In this issue of American Family Physician, Anderson and Loomis1 provide a timely review of the prevalence and consequences of inhalant abuse in children and adolescents. Although this form of substance abuse poses serious health risks, it may be overlooked when family physicians discuss drug abuse prevention with young patients and their families. The potential ill effects of inhalant abuse include damage to cardiac, pulmonary, neurologic, gastrointestinal, hematologic, renal, and dermatologic systems.

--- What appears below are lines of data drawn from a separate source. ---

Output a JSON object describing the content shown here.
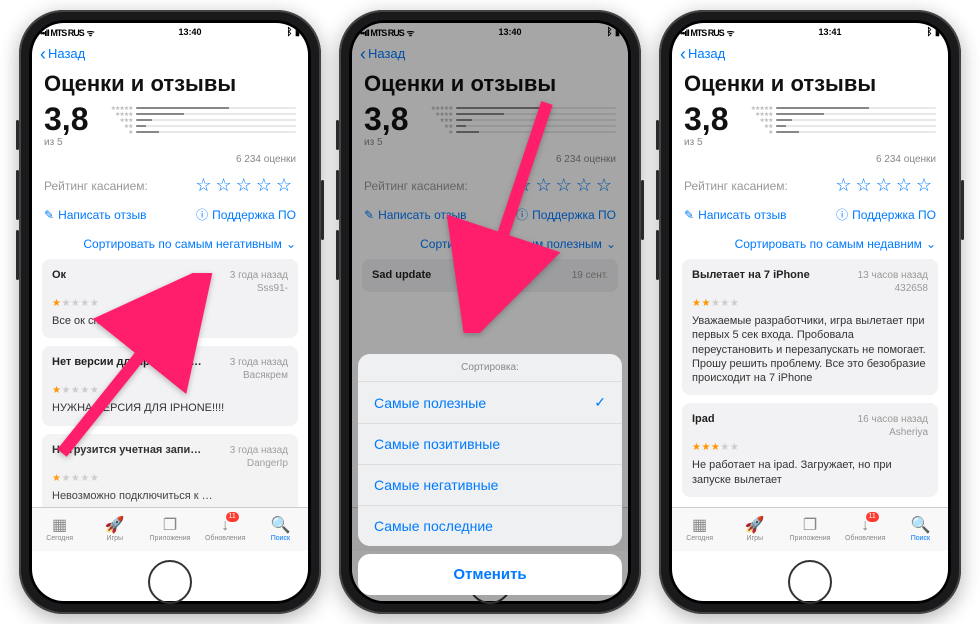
{
  "status": {
    "carrier": "MTS RUS",
    "wifi": "ᯤ",
    "bt": "ᛒ",
    "batt": "▮"
  },
  "times": [
    "13:40",
    "13:40",
    "13:41"
  ],
  "nav_back": "Назад",
  "title": "Оценки и отзывы",
  "rating": "3,8",
  "of5": "из 5",
  "count": "6 234 оценки",
  "bars": [
    58,
    30,
    10,
    6,
    14
  ],
  "tap": "Рейтинг касанием:",
  "write": "Написать отзыв",
  "support": "Поддержка ПО",
  "sorts": [
    "Сортировать по самым негативным",
    "Сортировать л самым полезным",
    "Сортировать по самым недавним"
  ],
  "sheet": {
    "title": "Сортировка:",
    "options": [
      "Самые полезные",
      "Самые позитивные",
      "Самые негативные",
      "Самые последние"
    ],
    "selected": 0,
    "cancel": "Отменить",
    "peek_title": "Sad update",
    "peek_date": "19 сент."
  },
  "reviews_left": [
    {
      "title": "Ок",
      "time": "3 года назад",
      "user": "Sss91-",
      "stars": 1,
      "body": "Все ок спасибо👍"
    },
    {
      "title": "Нет версии для Iphone! НУЖ…",
      "time": "3 года назад",
      "user": "Васякрем",
      "stars": 1,
      "body": "НУЖНА ВЕРСИЯ ДЛЯ IPHONE!!!!"
    },
    {
      "title": "Не грузится учетная запись",
      "time": "3 года назад",
      "user": "DangerIp",
      "stars": 1,
      "body": "Невозможно подключиться к …"
    }
  ],
  "reviews_right": [
    {
      "title": "Вылетает на 7 iPhone",
      "time": "13 часов назад",
      "user": "432658",
      "stars": 2,
      "body": "Уважаемые разработчики, игра вылетает при первых 5 сек входа. Пробовала переустановить и перезапускать не помогает. Прошу решить проблему. Все это безобразие происходит на 7 iPhone"
    },
    {
      "title": "Ipad",
      "time": "16 часов назад",
      "user": "Asheriya",
      "stars": 3,
      "body": "Не работает на ipad. Загружает, но при запуске вылетает"
    }
  ],
  "tabs": [
    {
      "icon": "▦",
      "label": "Сегодня"
    },
    {
      "icon": "🚀",
      "label": "Игры"
    },
    {
      "icon": "❐",
      "label": "Приложения"
    },
    {
      "icon": "↓",
      "label": "Обновления",
      "badge": "11"
    },
    {
      "icon": "🔍",
      "label": "Поиск",
      "active": true
    }
  ]
}
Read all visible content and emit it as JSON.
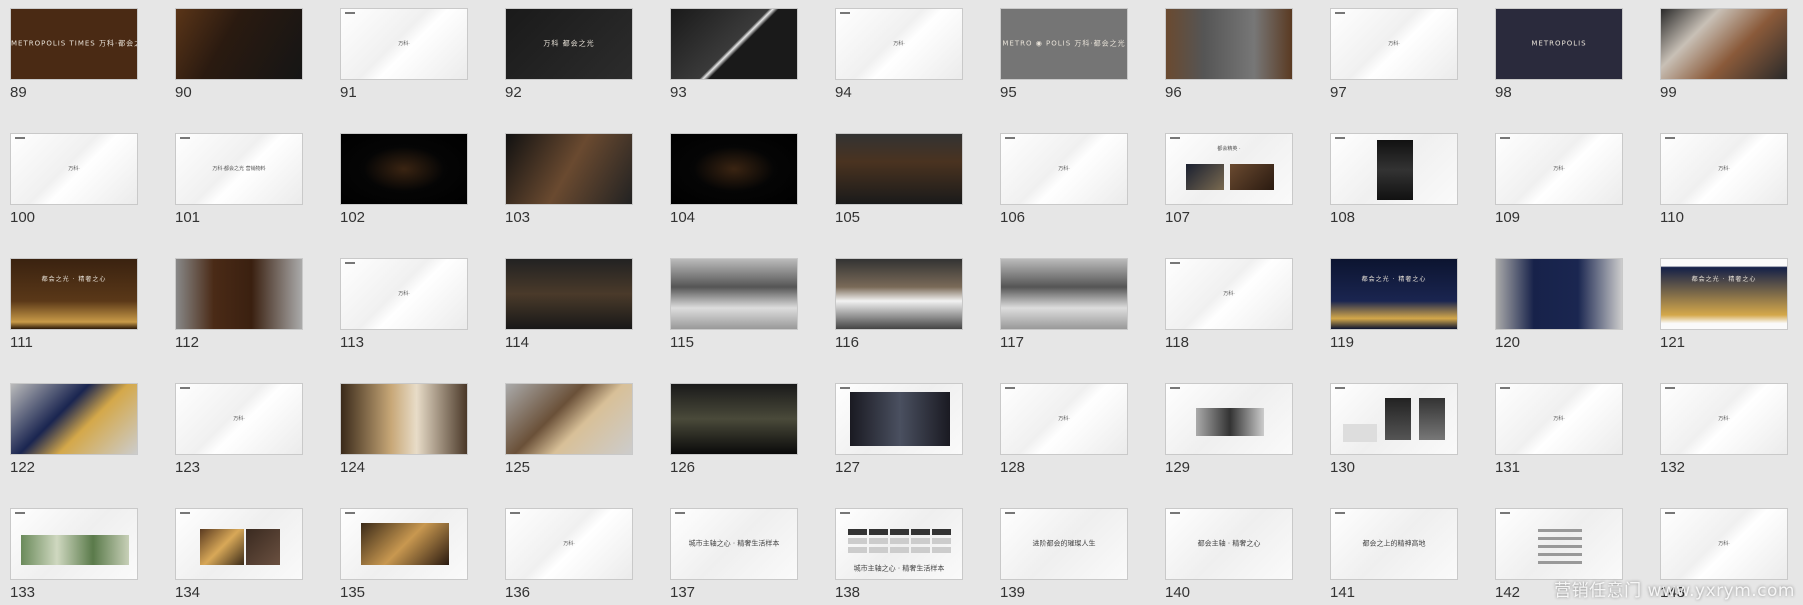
{
  "slides": [
    {
      "n": "89",
      "style": "brown-logo",
      "caption": "METROPOLIS TIMES 万科·都会之光"
    },
    {
      "n": "90",
      "style": "dark-book",
      "caption": ""
    },
    {
      "n": "91",
      "style": "light",
      "caption": "万科·"
    },
    {
      "n": "92",
      "style": "black-logo",
      "caption": "万科 都会之光"
    },
    {
      "n": "93",
      "style": "card",
      "caption": ""
    },
    {
      "n": "94",
      "style": "light",
      "caption": "万科·"
    },
    {
      "n": "95",
      "style": "gray-logo",
      "caption": "METRO ◉ POLIS 万科·都会之光"
    },
    {
      "n": "96",
      "style": "pen",
      "caption": ""
    },
    {
      "n": "97",
      "style": "light",
      "caption": "万科·"
    },
    {
      "n": "98",
      "style": "navy-logo",
      "caption": "METROPOLIS"
    },
    {
      "n": "99",
      "style": "umbrella",
      "caption": ""
    },
    {
      "n": "100",
      "style": "light",
      "caption": "万科·"
    },
    {
      "n": "101",
      "style": "light",
      "caption": "万科·都会之光 营销物料"
    },
    {
      "n": "102",
      "style": "phone-dark",
      "caption": ""
    },
    {
      "n": "103",
      "style": "phone",
      "caption": ""
    },
    {
      "n": "104",
      "style": "phone-dark",
      "caption": ""
    },
    {
      "n": "105",
      "style": "billboard",
      "caption": ""
    },
    {
      "n": "106",
      "style": "light",
      "caption": "万科·"
    },
    {
      "n": "107",
      "style": "light-photos",
      "caption": "都会精英 ·"
    },
    {
      "n": "108",
      "style": "light-phone",
      "caption": ""
    },
    {
      "n": "109",
      "style": "light",
      "caption": "万科·"
    },
    {
      "n": "110",
      "style": "light",
      "caption": "万科·"
    },
    {
      "n": "111",
      "style": "brown-skyline",
      "caption": "都会之光 · 精奢之心"
    },
    {
      "n": "112",
      "style": "subway",
      "caption": ""
    },
    {
      "n": "113",
      "style": "light",
      "caption": "万科·"
    },
    {
      "n": "114",
      "style": "dark-banner",
      "caption": ""
    },
    {
      "n": "115",
      "style": "bus-stop",
      "caption": ""
    },
    {
      "n": "116",
      "style": "dark-banner-light",
      "caption": ""
    },
    {
      "n": "117",
      "style": "bus-stop",
      "caption": ""
    },
    {
      "n": "118",
      "style": "light",
      "caption": "万科·"
    },
    {
      "n": "119",
      "style": "navy-skyline",
      "caption": "都会之光 · 精奢之心"
    },
    {
      "n": "120",
      "style": "subway-navy",
      "caption": ""
    },
    {
      "n": "121",
      "style": "navy-skyline-frame",
      "caption": "都会之光 · 精奢之心"
    },
    {
      "n": "122",
      "style": "newspaper",
      "caption": ""
    },
    {
      "n": "123",
      "style": "light",
      "caption": "万科·"
    },
    {
      "n": "124",
      "style": "gold-smoke",
      "caption": ""
    },
    {
      "n": "125",
      "style": "newspaper-gold",
      "caption": ""
    },
    {
      "n": "126",
      "style": "metro-wall",
      "caption": ""
    },
    {
      "n": "127",
      "style": "light-photo-dark",
      "caption": ""
    },
    {
      "n": "128",
      "style": "light",
      "caption": "万科·"
    },
    {
      "n": "129",
      "style": "light-portrait",
      "caption": ""
    },
    {
      "n": "130",
      "style": "light-portraits",
      "caption": ""
    },
    {
      "n": "131",
      "style": "light",
      "caption": "万科·"
    },
    {
      "n": "132",
      "style": "light",
      "caption": "万科·"
    },
    {
      "n": "133",
      "style": "light-trees",
      "caption": ""
    },
    {
      "n": "134",
      "style": "light-interior",
      "caption": ""
    },
    {
      "n": "135",
      "style": "light-interior2",
      "caption": ""
    },
    {
      "n": "136",
      "style": "light",
      "caption": "万科·"
    },
    {
      "n": "137",
      "style": "light-text",
      "caption": "城市主轴之心 · 精奢生活样本"
    },
    {
      "n": "138",
      "style": "light-table",
      "caption": "城市主轴之心 · 精奢生活样本"
    },
    {
      "n": "139",
      "style": "light-text",
      "caption": "进阶都会的璀璨人生"
    },
    {
      "n": "140",
      "style": "light-text",
      "caption": "都会主轴 · 精奢之心"
    },
    {
      "n": "141",
      "style": "light-text",
      "caption": "都会之上的精神高地"
    },
    {
      "n": "142",
      "style": "light-list",
      "caption": ""
    },
    {
      "n": "143",
      "style": "light",
      "caption": "万科·"
    }
  ],
  "watermark": "营销任意门 www.yxrym.com",
  "colors": {
    "background": "#e6e6e6",
    "number_text": "#333333"
  }
}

Fortunately, inhalant use appears to lack some of the cachet that attracts adolescents and young adults to illicit drugs. This factor may explain the relatively low prevalence and frequency of inhalant use. Evidence from the Monitoring the Future survey2 indicates that since 1995 there has been a small but steady decline in the one-year prevalence of inhalant use among school-aged children in the United States. The decline in use has been accompanied by an increase in the percentage of young people who disapprove of even occasional use of inhalants. In 2002, the percentage of 10th grade students who disapproved of trying inhalants (88.6 percent) was comparable to the percentages of those who disapproved of trying crack cocaine (88.0 percent), powder cocaine (86.4 percent), or heroin (89.2 percent), and higher than the percentages of those who disapproved of occasional use of marijuana (cannabis; 57.8 percent), LSD (lysergic acid diethylamide; 74.6 percent), or Ecstasy (MDMA; 77.4 percent). Data from this survey also indicate that many young people are aware of the dangers associated with inhalant use.
The article by Anderson and Loomis1 highlights the possibility that inhalant abuse may act as a gateway to the use of other illicit drugs. This is an intriguing suggestion, given that some of the proposed mechanisms underlying the potential gateway effect of cannabis use relate to the extent to which access to cannabis also may increase access to other drugs.3 However, these proposed explanations for the gateway effect of cannabis use are not easily applied to inhalants, which are widely and freely available. It may be that preexisting factors, such as personality and low income, precede the onset of inhalant use and explain the association between the abuse of inhalants and other substances.
Inhalants also differ from other gateway substances in lifetime prevalence of use, which is typically higher for alcohol and cannabis. As Anderson and Loomis1 note, the prevalence of inhalant use (and abuse) is relatively low. However, given the serious acute effects of inhalant abuse, intensive efforts should focus on preventing the onset of use and, when indicated, encouraging cessation of use.
Given the myriad factors that are associated with the onset of substance abuse (i.e., the persons most at risk often are exposed to multiple disadvantages and dysfunctions4), preventive efforts should be multifaceted and should target multiple risk factors. Such broad preventive efforts must involve a host of institutions. Family physicians have a pivotal role in these preventive efforts: they are often the first point of contact, and they generally have well-established relationships with all family members. Furthermore, brief interventions by family physicians targeting alcohol and other drug problems have been shown to be effective.5 Thus, family physicians should be aware of the dangers of inhalant abuse, should assess patients who may be at risk, and should be prepared to intervene to prevent the onset of inhalant use and to support and encourage cessation among abusers.